How To Breathe While Singing

Breathing for life is one of the most natural things we do, everyone does it without even thinking about it. Breathing while singing is a whole new ball game though and I dare to say that beautiful, effortless singing always lays its foundations on a flawless breathing technique.
Keep reading if you’re looking to learn or enhance your breathing technique and become a better singer. You’ll find out what’s the most efficient way to breathe while singing, and also learn how to recognise incorrect methods of breathing. This will allow you to self-correct potential bad habits you might have fallen into.

The main difference between breathing for life and breathing for singing is the amount of conscious control we apply on the latter. We need to develop this control until the necessary actions involved with our breathing become conditioned reflexes.
If we look at the mechanics of our breathing, we see that the primary muscle responsible for bringing air into the body is the diaphragm, a dome-shaped muscle placed between our lungs and our abdominal cavity. Without going into too much detail, the diaphragm moves down when we breathe in, creating a vacuum in our lungs that allows them to fill with air. And when we breathe out the diaphragm moves back up, the lungs go back to their original shape and, with the assistance of the rib and abdominal muscles, the air is exhaled.

Breathing for singing consists of 4 stages: inhalation, suspension, controlled exhalation and recovery.

How To Breathe While Singing - Stage 1: Inhalation

Inhalation for singing is quicker than in natural breathing. This enables us to inhale more air and send it deeper into our lungs. Air should enter our body easily and noiselessly. This can be encouraged by lifting the soft palate and relaxing the muscles of our throat, exactly as we do when we yawn.

Now, for this whole process to happen smoothly we need to make sure that 3 postural conditions exist before we inhale: our chest should be comfortably high, our lower abdomen comfortably in and our upper abdomen free to move. Whenever one of these 3 conditions is missing, problems arise. However, if our posture is correct, whenever we breathe in, we should feel the air go down into the body and the middle of our body expand out, almost like it was the breath causing the expansion rather than the displacement of the viscera. We should see our back and sides expand but the greatest expansion should happen in the front of the body. You can check you’re actually doing the right thing by placing your hands on your sides with your index fingers just below your last ribs.

How To Breathe While Singing - Stage 2: Suspension

The second stage of breathing for singing is called Suspension. This has no parallel in natural breathing where the breathing-in and breathing-out phases merge seamlessly into each other. The suspension basically allows to set up the equilibrium between the breathing-in and the breathing-out and to prepare the breathing support mechanism for the phonation that follows. To have an idea about how suspension feels like, breathe in and, when you feel that your lungs are full, contract the diaphragm like if you were still breathing in, even after you’ve stopped doing so. This basically facilitates a smooth control over the attack of the sound that follows, without the vocal mechanism having to make too many adjustments.

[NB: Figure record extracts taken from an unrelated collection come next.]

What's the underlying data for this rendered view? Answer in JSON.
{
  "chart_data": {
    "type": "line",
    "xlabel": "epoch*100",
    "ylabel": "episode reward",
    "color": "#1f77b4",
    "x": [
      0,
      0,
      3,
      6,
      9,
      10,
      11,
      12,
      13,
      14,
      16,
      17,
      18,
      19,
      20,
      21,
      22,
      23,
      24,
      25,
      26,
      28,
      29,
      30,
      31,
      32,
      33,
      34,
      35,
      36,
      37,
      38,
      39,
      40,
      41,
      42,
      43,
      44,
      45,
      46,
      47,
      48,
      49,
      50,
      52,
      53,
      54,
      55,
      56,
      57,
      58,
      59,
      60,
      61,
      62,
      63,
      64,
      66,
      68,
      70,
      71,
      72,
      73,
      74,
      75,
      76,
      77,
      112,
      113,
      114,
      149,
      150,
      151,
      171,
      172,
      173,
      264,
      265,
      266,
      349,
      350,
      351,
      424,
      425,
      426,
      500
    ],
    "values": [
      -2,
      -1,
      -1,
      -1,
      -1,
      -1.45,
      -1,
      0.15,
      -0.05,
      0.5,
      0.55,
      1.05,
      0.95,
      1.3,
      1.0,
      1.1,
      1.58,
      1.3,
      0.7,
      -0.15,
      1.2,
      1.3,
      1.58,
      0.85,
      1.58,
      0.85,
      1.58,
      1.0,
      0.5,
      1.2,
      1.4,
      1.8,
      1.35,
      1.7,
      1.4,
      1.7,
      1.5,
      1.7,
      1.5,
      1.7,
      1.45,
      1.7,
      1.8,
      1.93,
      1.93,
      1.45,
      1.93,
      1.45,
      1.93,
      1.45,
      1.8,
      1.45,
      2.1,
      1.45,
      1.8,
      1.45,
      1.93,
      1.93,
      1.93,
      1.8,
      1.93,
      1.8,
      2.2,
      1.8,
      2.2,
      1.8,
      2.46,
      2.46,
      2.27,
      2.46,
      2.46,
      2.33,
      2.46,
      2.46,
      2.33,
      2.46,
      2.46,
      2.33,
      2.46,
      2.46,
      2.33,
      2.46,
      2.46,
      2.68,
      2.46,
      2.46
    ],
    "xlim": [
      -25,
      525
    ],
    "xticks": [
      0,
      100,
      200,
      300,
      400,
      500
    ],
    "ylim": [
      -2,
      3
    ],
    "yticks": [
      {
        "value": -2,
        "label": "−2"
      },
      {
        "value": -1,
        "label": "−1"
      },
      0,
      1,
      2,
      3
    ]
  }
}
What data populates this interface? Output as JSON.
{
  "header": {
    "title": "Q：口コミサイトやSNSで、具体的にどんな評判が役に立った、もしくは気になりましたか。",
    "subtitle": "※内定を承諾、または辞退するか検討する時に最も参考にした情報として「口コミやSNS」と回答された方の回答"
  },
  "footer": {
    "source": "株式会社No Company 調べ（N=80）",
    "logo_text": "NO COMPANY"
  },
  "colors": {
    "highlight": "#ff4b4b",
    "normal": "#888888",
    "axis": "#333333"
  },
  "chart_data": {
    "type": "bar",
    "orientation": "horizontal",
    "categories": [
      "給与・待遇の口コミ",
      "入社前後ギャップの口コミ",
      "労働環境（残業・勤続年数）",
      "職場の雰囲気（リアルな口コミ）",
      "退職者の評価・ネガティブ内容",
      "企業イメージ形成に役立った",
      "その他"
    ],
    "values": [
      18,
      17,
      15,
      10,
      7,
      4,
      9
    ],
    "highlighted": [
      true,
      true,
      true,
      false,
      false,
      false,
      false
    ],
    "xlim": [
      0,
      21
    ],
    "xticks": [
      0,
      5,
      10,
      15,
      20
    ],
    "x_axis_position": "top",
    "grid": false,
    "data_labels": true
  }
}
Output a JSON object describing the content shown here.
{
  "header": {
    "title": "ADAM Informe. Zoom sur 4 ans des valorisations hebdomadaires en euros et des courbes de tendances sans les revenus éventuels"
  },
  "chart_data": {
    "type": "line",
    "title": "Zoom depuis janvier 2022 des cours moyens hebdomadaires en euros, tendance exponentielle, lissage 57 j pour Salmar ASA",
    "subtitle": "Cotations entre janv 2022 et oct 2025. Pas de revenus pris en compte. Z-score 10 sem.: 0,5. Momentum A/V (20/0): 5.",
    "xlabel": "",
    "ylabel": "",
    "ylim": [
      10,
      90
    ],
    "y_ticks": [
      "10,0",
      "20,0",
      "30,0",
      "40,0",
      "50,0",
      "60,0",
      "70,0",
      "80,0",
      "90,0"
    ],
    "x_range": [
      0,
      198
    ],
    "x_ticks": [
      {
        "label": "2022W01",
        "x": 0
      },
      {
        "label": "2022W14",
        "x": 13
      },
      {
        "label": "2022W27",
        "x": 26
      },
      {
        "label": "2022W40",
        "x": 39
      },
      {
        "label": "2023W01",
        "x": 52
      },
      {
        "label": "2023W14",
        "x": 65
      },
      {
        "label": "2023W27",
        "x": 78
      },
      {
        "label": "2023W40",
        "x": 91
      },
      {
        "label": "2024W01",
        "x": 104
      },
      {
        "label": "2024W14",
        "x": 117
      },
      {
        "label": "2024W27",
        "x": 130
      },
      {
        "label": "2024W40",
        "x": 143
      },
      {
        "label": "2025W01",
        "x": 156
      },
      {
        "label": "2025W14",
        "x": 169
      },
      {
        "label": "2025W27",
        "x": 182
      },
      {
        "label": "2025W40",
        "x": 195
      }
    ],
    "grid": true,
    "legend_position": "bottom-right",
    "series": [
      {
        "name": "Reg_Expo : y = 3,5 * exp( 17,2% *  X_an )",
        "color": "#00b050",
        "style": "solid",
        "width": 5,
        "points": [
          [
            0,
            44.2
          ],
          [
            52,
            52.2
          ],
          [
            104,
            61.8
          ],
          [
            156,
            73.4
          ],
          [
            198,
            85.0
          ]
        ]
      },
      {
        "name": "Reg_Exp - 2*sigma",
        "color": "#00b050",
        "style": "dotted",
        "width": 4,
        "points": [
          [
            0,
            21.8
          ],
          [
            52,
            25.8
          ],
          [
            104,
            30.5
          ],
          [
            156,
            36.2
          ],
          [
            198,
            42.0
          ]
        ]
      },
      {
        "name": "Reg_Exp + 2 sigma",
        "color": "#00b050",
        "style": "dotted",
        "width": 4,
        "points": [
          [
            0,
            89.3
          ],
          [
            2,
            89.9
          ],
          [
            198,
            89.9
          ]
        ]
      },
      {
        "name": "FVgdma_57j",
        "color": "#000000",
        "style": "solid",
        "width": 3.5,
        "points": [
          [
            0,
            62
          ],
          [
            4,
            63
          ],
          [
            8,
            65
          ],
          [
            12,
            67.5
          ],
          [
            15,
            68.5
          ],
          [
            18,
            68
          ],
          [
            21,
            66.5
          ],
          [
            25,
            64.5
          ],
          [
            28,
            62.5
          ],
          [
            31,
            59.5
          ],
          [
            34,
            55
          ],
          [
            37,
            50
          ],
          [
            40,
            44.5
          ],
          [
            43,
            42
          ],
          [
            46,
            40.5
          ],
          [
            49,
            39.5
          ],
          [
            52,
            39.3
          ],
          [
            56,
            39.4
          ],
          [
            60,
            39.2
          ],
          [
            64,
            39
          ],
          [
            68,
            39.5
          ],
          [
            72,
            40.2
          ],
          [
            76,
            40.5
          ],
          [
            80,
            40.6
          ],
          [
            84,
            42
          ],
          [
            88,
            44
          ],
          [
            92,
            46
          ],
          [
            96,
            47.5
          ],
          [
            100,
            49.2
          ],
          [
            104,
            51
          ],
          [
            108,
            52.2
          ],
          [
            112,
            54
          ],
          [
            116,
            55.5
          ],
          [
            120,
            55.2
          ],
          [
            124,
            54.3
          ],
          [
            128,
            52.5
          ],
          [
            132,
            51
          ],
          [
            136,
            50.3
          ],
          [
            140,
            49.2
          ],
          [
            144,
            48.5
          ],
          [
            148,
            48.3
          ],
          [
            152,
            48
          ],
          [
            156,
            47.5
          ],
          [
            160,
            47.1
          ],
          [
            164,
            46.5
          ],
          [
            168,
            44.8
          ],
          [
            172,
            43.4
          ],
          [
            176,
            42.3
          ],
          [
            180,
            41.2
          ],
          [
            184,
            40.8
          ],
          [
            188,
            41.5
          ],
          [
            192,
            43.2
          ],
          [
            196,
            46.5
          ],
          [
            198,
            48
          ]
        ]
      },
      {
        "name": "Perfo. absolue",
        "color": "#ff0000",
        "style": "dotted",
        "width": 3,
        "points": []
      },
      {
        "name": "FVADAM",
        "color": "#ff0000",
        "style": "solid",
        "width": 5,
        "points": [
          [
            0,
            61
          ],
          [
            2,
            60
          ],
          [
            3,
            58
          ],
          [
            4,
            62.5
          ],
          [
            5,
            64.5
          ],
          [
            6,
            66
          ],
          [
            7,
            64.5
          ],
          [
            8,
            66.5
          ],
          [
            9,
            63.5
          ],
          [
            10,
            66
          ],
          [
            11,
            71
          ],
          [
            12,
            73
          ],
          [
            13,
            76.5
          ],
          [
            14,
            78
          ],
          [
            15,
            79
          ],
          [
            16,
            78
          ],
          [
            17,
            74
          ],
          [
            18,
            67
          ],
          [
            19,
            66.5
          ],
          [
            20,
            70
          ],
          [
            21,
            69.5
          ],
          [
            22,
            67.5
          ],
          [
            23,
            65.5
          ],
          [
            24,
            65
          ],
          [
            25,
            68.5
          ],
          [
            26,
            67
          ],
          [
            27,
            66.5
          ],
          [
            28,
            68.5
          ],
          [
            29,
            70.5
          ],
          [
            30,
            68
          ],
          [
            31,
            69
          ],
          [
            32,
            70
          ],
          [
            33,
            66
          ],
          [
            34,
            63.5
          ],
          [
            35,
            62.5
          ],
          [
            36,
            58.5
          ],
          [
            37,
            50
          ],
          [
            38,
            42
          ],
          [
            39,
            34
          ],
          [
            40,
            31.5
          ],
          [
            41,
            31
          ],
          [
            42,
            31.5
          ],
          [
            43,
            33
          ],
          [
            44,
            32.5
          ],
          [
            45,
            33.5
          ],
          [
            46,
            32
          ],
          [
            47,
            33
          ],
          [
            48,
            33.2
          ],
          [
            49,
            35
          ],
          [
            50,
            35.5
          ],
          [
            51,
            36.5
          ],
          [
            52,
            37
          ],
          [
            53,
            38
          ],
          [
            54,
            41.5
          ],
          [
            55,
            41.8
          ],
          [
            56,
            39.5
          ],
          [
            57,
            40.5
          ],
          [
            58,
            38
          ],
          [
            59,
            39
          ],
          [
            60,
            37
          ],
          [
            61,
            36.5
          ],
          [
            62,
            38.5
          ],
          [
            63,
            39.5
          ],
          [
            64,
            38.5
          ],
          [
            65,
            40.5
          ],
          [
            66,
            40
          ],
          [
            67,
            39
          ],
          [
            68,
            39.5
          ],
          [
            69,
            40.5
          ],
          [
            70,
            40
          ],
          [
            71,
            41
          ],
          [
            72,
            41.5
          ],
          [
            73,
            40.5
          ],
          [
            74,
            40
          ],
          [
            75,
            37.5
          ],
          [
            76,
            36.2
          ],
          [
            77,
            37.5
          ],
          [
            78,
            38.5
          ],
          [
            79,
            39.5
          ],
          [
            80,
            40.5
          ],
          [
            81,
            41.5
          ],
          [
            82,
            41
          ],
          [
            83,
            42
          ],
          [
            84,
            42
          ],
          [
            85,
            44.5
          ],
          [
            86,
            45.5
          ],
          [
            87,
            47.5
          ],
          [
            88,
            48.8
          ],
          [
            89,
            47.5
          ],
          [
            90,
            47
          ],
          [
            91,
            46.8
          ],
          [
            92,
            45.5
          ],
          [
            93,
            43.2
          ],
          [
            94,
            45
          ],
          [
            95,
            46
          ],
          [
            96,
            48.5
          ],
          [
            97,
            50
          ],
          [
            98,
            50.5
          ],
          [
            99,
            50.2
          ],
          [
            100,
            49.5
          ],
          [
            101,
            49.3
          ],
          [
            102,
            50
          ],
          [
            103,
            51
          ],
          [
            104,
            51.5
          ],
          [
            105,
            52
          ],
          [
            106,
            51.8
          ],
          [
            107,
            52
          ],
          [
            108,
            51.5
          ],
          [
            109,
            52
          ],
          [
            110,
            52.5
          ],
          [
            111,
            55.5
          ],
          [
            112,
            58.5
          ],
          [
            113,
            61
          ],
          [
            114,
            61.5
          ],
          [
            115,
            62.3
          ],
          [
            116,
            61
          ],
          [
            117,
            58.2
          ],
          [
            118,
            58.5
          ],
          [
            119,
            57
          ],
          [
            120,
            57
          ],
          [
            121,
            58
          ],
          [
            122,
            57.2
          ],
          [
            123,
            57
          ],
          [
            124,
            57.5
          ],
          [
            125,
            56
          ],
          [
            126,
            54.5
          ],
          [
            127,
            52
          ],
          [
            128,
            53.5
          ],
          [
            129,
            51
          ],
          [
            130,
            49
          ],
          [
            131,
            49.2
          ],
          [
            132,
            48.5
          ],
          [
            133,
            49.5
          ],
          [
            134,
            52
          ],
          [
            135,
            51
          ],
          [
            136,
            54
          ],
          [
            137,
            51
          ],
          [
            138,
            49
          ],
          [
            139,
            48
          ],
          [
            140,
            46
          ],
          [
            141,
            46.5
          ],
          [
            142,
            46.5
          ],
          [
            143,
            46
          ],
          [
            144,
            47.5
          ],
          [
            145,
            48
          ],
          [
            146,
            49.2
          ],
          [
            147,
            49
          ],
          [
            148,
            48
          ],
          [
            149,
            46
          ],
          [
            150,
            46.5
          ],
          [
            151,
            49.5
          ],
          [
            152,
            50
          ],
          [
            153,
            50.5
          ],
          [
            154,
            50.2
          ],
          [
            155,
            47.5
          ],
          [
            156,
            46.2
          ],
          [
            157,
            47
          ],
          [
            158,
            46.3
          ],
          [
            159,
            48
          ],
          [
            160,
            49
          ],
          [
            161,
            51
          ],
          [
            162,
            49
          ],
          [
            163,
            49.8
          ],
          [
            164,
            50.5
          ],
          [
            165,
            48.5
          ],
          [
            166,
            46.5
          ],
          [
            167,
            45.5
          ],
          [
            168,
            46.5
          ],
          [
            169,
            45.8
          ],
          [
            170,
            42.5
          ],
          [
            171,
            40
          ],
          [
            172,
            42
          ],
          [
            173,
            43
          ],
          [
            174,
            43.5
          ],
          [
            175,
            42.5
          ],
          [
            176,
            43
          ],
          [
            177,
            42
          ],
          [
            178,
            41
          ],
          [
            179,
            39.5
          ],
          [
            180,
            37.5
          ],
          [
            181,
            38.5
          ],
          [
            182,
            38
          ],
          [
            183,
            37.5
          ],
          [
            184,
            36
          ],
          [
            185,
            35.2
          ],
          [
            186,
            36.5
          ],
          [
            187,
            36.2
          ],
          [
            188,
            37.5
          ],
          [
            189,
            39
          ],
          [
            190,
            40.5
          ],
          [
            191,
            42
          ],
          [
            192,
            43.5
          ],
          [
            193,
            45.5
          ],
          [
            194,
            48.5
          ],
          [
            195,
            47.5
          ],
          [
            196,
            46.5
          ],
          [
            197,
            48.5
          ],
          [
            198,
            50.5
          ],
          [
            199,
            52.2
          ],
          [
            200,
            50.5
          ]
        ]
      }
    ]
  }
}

How To Breathe While Singing - Stage 3: Exhalation

The third stage is the Controlled Exhalation, which in coordination with the vocal cords produces phonation. The exhalation should happen slowly as the diaphragm releases its tension and goes back to its original position. One of the best ways to gain control over the exhalation is to try and maintain the expansion around the middle of the body as you breathe out.

How To Breathe While Singing - Stage 4: Recovery

The last phase is called Recovery. During the recovery phase, all the muscles associated with breathing relax. This is extremely important because muscles are more efficient when allowed to rest and recover.

The 4 Incorrect Types Of Breathing

Breathing correctly is extremely important if you’re serious about singing. So it’s vital that you are able to identify and fix any problems if your technique is not up to scratch. There are 4 main incorrect types of breathing: Upper chest breathing, Rib breathing, Back breathing and Belly breathing. The Upper chest breathing is very easy to spot as it features a very noticeable rising and falling movement of the chest. An easy way to sort the problem out is to practise in front of a mirror. You should make sure that when you breathe in and out your chest and shoulders don’t move up and down. And the upper abdomen, along with sides and back, moves in and out.

In rib breathing the rib cage is the only focus of the act of expansion as in back breathing, the back becomes the only focus. All 3 methods I’ve just mentioned aren’t desirable because they don’t allow the diaphragm to move down as much as it should, are associated with poor posture and create muscular tension that can be transferred to the vocal mechanism.

The fourth incorrect type, Belly breathing, instead limits the ability of the diaphragm to go back to its original position. Belly breathers “push against their belt” while they sing, which locks the diaphragm in its lowest position and requires our body to find alternative ways to move the air out, like for example squeezing the chest down on the lungs. Maintaining a correct posture is most of the times the best remedy for Belly breathing.

I hope this gives a pretty good overview on the basics of a correct breathing technique and will hopefully help you become a better singer.